A new model predicts how charged molecules partition in aqueous multiphase systems based on electrical potential and molecular charge. This model accurately describes experimental data for various molecules and biological samples.
Area of Science:
Biochemistry
Physical Chemistry
Separation Science
Background:
Aqueous multiphase systems (AMS) are widely used for separating biomolecules.
Understanding the partitioning behavior of charged molecules in AMS is crucial for optimizing separation processes.
Existing models may not fully account for the influence of electrical potential and molecular charge.
Purpose of the Study:
To develop a comprehensive model for predicting the partition coefficients of charged molecules in aqueous multiphase systems.
To relate partition behavior to electrical potential differences, molecular net charges, and uncharged partition coefficients.
To validate the model using experimental data from various charged molecules and biological mixtures.
Main Methods:
Development of a theoretical model incorporating electrical potential, net charge, and uncharged partition coefficients.

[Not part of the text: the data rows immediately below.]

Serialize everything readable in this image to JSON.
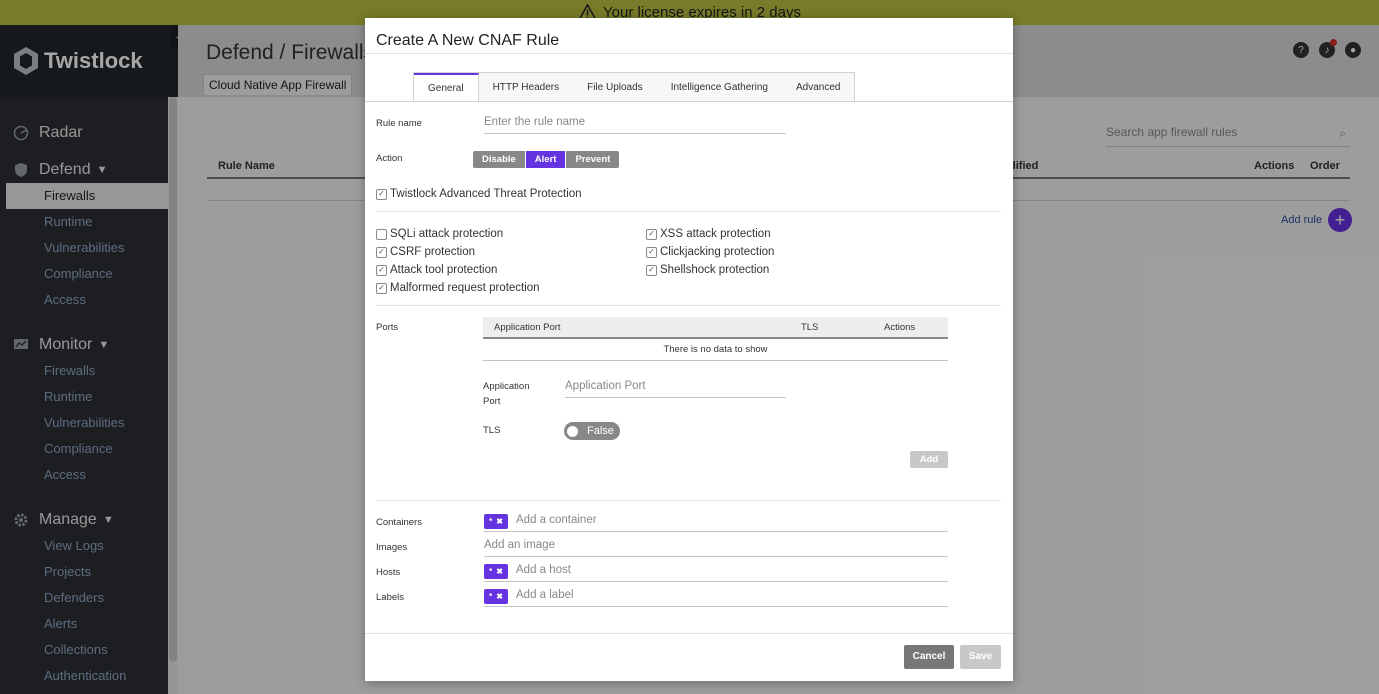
{
  "banner": {
    "text": "Your license expires in 2 days"
  },
  "app": {
    "logo_text": "Twistlock",
    "collapse_glyph": "◀"
  },
  "sidebar": {
    "sections": [
      {
        "label": "Radar",
        "icon": "radar-icon",
        "items": []
      },
      {
        "label": "Defend",
        "icon": "shield-icon",
        "items": [
          "Firewalls",
          "Runtime",
          "Vulnerabilities",
          "Compliance",
          "Access"
        ]
      },
      {
        "label": "Monitor",
        "icon": "monitor-icon",
        "items": [
          "Firewalls",
          "Runtime",
          "Vulnerabilities",
          "Compliance",
          "Access"
        ]
      },
      {
        "label": "Manage",
        "icon": "gear-icon",
        "items": [
          "View Logs",
          "Projects",
          "Defenders",
          "Alerts",
          "Collections",
          "Authentication"
        ]
      }
    ],
    "active_item": "Defend/Firewalls"
  },
  "page": {
    "title": "Defend / Firewalls",
    "tab": "Cloud Native App Firewall",
    "search_placeholder": "Search app firewall rules",
    "table_headers": {
      "rule_name": "Rule Name",
      "modified": "dified",
      "actions": "Actions",
      "order": "Order"
    },
    "add_rule": "Add rule"
  },
  "modal": {
    "title": "Create A New CNAF Rule",
    "tabs": [
      "General",
      "HTTP Headers",
      "File Uploads",
      "Intelligence Gathering",
      "Advanced"
    ],
    "active_tab": "General",
    "rule_name": {
      "label": "Rule name",
      "placeholder": "Enter the rule name"
    },
    "action": {
      "label": "Action",
      "options": [
        "Disable",
        "Alert",
        "Prevent"
      ],
      "selected": "Alert"
    },
    "advanced_threat": {
      "label": "Twistlock Advanced Threat Protection",
      "checked": true
    },
    "protections": [
      {
        "label": "SQLi attack protection",
        "checked": false
      },
      {
        "label": "XSS attack protection",
        "checked": true
      },
      {
        "label": "CSRF protection",
        "checked": true
      },
      {
        "label": "Clickjacking protection",
        "checked": true
      },
      {
        "label": "Attack tool protection",
        "checked": true
      },
      {
        "label": "Shellshock protection",
        "checked": true
      },
      {
        "label": "Malformed request protection",
        "checked": true
      }
    ],
    "ports": {
      "label": "Ports",
      "headers": [
        "Application Port",
        "TLS",
        "Actions"
      ],
      "empty_text": "There is no data to show",
      "app_port_label_1": "Application",
      "app_port_label_2": "Port",
      "app_port_placeholder": "Application Port",
      "tls_label": "TLS",
      "tls_value": "False",
      "add_button": "Add"
    },
    "scope": {
      "containers": {
        "label": "Containers",
        "placeholder": "Add a container",
        "chip": "*"
      },
      "images": {
        "label": "Images",
        "placeholder": "Add an image"
      },
      "hosts": {
        "label": "Hosts",
        "placeholder": "Add a host",
        "chip": "*"
      },
      "labels": {
        "label": "Labels",
        "placeholder": "Add a label",
        "chip": "*"
      }
    },
    "cancel": "Cancel",
    "save": "Save"
  },
  "colors": {
    "accent": "#6434e0",
    "banner": "#b8bd3f",
    "sidebar": "#2b2f33"
  }
}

Application of the model to analyze experimental partition data for small molecules (chromate, pyridine) and biomolecules (ribonuclease A, hemoglobin, yeast lysate).
Comparison of model predictions with experimental data in complex three-phase systems (poly(ethylene glycol), dextran, Ficoll, water).
Main Results:
The developed model accurately predicts the partition coefficients of charged molecules in aqueous multiphase systems.

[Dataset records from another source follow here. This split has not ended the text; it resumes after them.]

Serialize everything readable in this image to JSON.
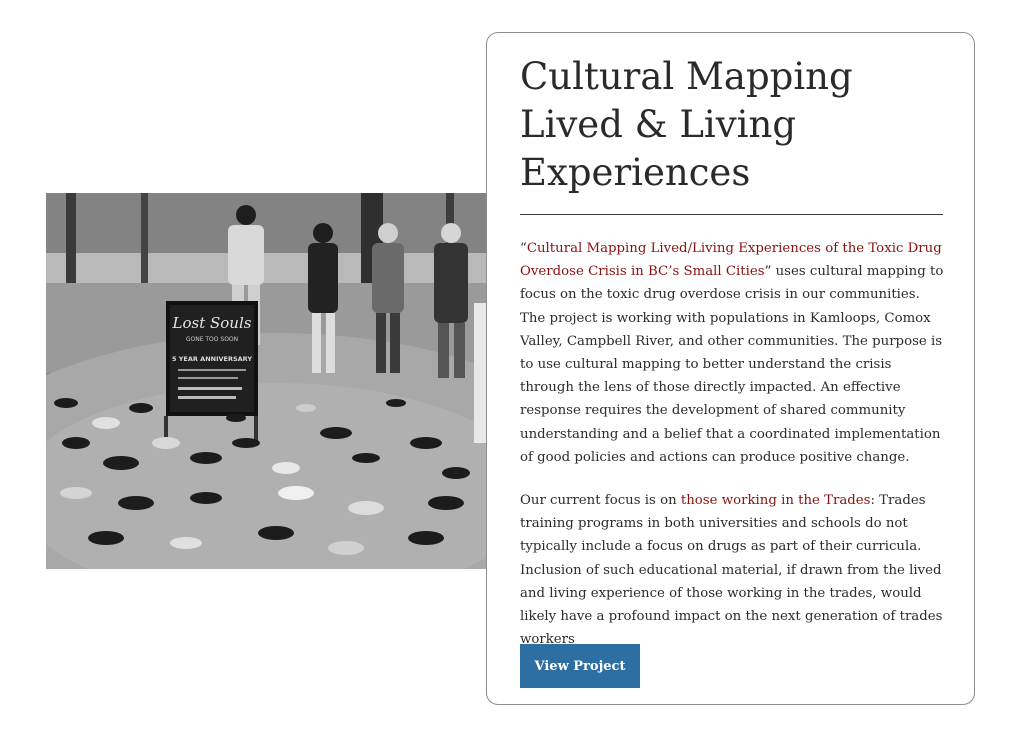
{
  "project": {
    "title": "Cultural Mapping Lived & Living Experiences",
    "intro_quote_open": "“",
    "intro_link": "Cultural Mapping Lived/Living Experiences of the Toxic Drug Overdose Crisis in BC’s Small Cities",
    "intro_rest": "” uses cultural mapping to focus on the toxic drug overdose crisis in our communities. The project is working with populations in Kamloops, Comox Valley, Campbell River, and other communities. The purpose is to use cultural mapping to better understand the crisis through the lens of those directly impacted. An effective response requires the development of shared community understanding and a belief that a coordinated implementation of good policies and actions can produce positive change.",
    "focus_prefix": "Our current focus is on ",
    "focus_link": "those working in the Trades",
    "focus_rest": ": Trades training programs in both universities and schools do not typically include a focus on drugs as part of their curricula. Inclusion of such educational material, if drawn from the lived and living experience of those working in the trades, would likely have a profound impact on the next generation of trades workers",
    "button_label": "View Project"
  },
  "photo": {
    "sign_title": "Lost Souls",
    "sign_subtitle": "GONE TOO SOON",
    "sign_line": "5 YEAR ANNIVERSARY"
  },
  "colors": {
    "link": "#8c1010",
    "button": "#2e6fa3",
    "border": "#8e8e8e"
  }
}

The model successfully describes experimental data for a diverse range of compounds, including proteins and enzyme mixtures.
Deviations from the model suggest pH-dependent ion uptake and highlight differences in protein solvation and enzyme forms.
Conclusions:
The model provides a robust framework for understanding and predicting charged molecule partitioning in AMS.
The model's ability to fit experimental data demonstrates the significant role of electrical potential and molecular charge.
The study reveals insights into protein solvation and the heterogeneity of enzymes in biological mixtures.